Now as Bram and I agreed it should be fine for those of the upper classes to dress however they please - the dreads, the dirt, the rags... but there's something very disingenuous about the use of such dress in the public performance sphere. That's using people in a business that's mostly about what you look like rather than how you sound. Maybe it's business savvy. Either way I find it dishonest. Despite constant entreaties from friends and passersby to adopt raggedier dress and the comment that "I look like I don't need the money" I have yet to change out of my (in another way) sharp casual dress.

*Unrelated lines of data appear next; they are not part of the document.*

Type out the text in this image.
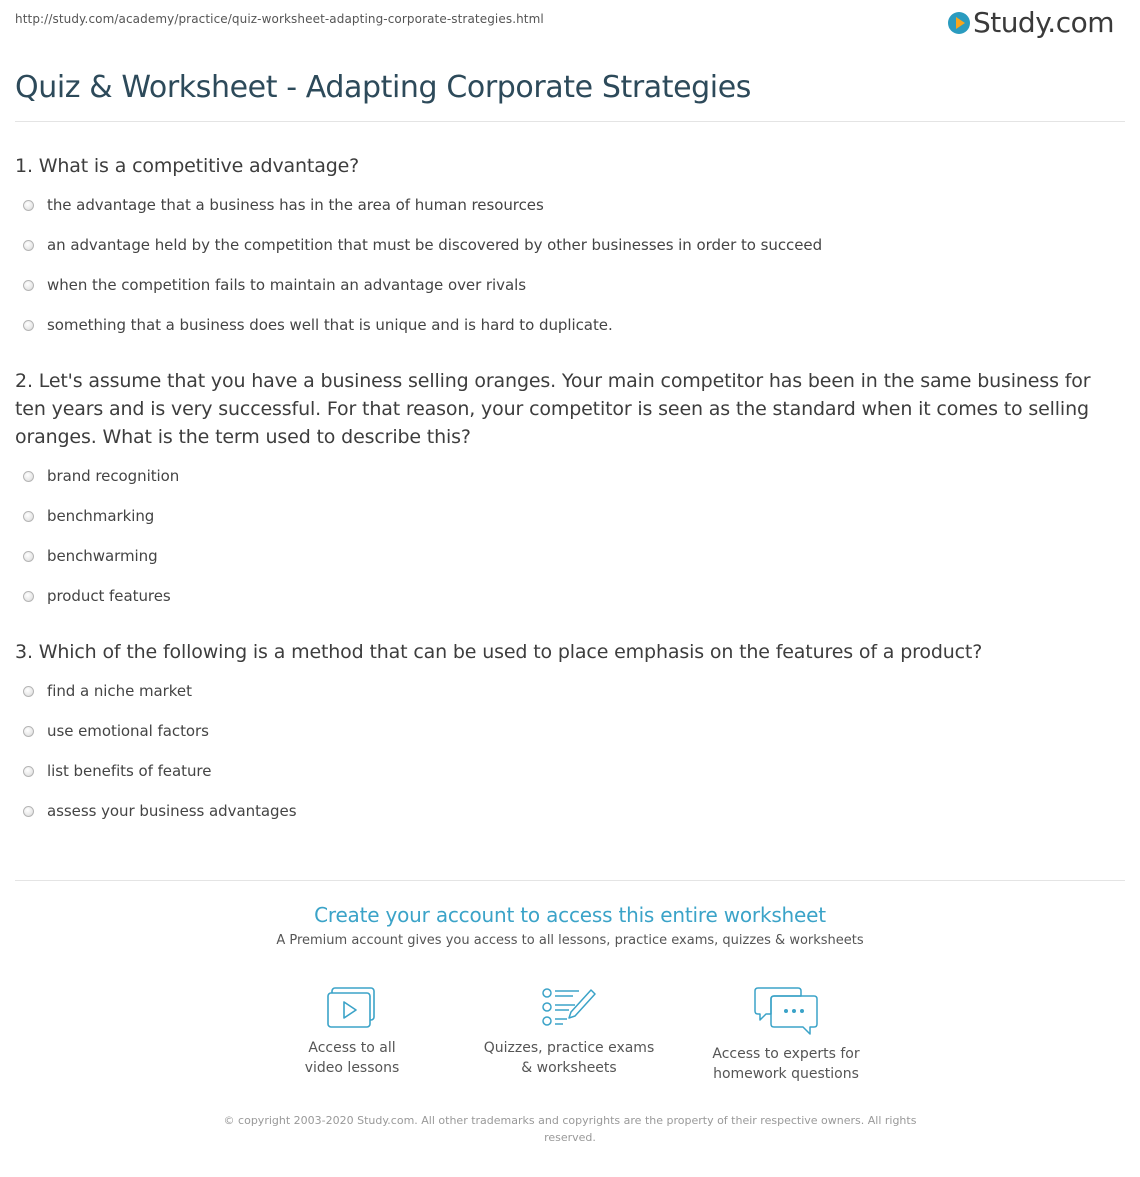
http://study.com/academy/practice/quiz-worksheet-adapting-corporate-strategies.html	Study.com
Quiz & Worksheet - Adapting Corporate Strategies
1. What is a competitive advantage?
the advantage that a business has in the area of human resources
an advantage held by the competition that must be discovered by other businesses in order to succeed
when the competition fails to maintain an advantage over rivals
something that a business does well that is unique and is hard to duplicate.
2. Let's assume that you have a business selling oranges. Your main competitor has been in the same business for ten years and is very successful. For that reason, your competitor is seen as the standard when it comes to selling oranges. What is the term used to describe this?
brand recognition
benchmarking
benchwarming
product features
3. Which of the following is a method that can be used to place emphasis on the features of a product?
find a niche market
use emotional factors
list benefits of feature
assess your business advantages
Create your account to access this entire worksheet
A Premium account gives you access to all lessons, practice exams, quizzes & worksheets
Access to all
video lessons
Quizzes, practice exams
& worksheets
Access to experts for
homework questions
© copyright 2003-2020 Study.com. All other trademarks and copyrights are the property of their respective owners. All rights reserved.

Before they fade from my capricious memory, I'd like to jot down the other buskers with whom I shared the streets of New Orleans. Foremost: a circle act of dancers/acrobats with a very strong act and a decidedly non thuggish way about them (as opposed to the comparable acts in New York, many of which seem like they want to intimidate you into giving tips). Their act included a running flip over the crouched backs of six audience volunteers, one dancer spinning with his stomach on the head of his spinning comrade, parallel to the ground, one demonstrating conservation of momentum in a headspin (like a figure skater). Chief among the large musical groups, of course, is that Bohemian band, after which come two brass bands (one of which plays the same 5 songs continuously on the square) and yet another Bohemian/DIY type trio complete with washboard and headscarves. A blues guitarist with a small personal amp, a battery amped classical guitarist, an excellent jazz clarinetist, Alexander the trumpeter, a hipster girl on guitar and a guitar cello duo round out the musicians.
Aside from the false seated silver busker, all the painted living statues in the city don silver: a hobo who simply walks about aimlessly, a man dancing badly in pop and lock to Kylie Minogue type songs, and a silver singer. Finally the statues which most impressed me: a man in white with a guitar and a black crow at the end, a tall impossibly lanky black man in full white suit and Abraham Lincoln hat in midstride with a toy dog and a swarthy looking "construction worker" in midstep up a ladder with a plank over one shoulder. Mindy Kevin and I witnessed this last one hotly abusing a passerby who took a bunch of photos without a tip. The Abraham Lincoln lookalike also was something of a ventriloquist. Incredible.
The morning I left, Mindy dropped me off at the station three hours early, so I took the time to take the St. Charles streetcar. I don't have photographs or a drawing, unfortunately. Let me simply say the ride perfectly bookended my time in New Orleans - gorgeous Southern Manors straight from Interview with a Vampire highlighted by the loveliest Borders bookstore I've ever seen. Seeing such a brand in a charming white southern manor opened my eyes to what could be possible if the companies stepped out of those horrendous boxes. But then, that would cost money, eh?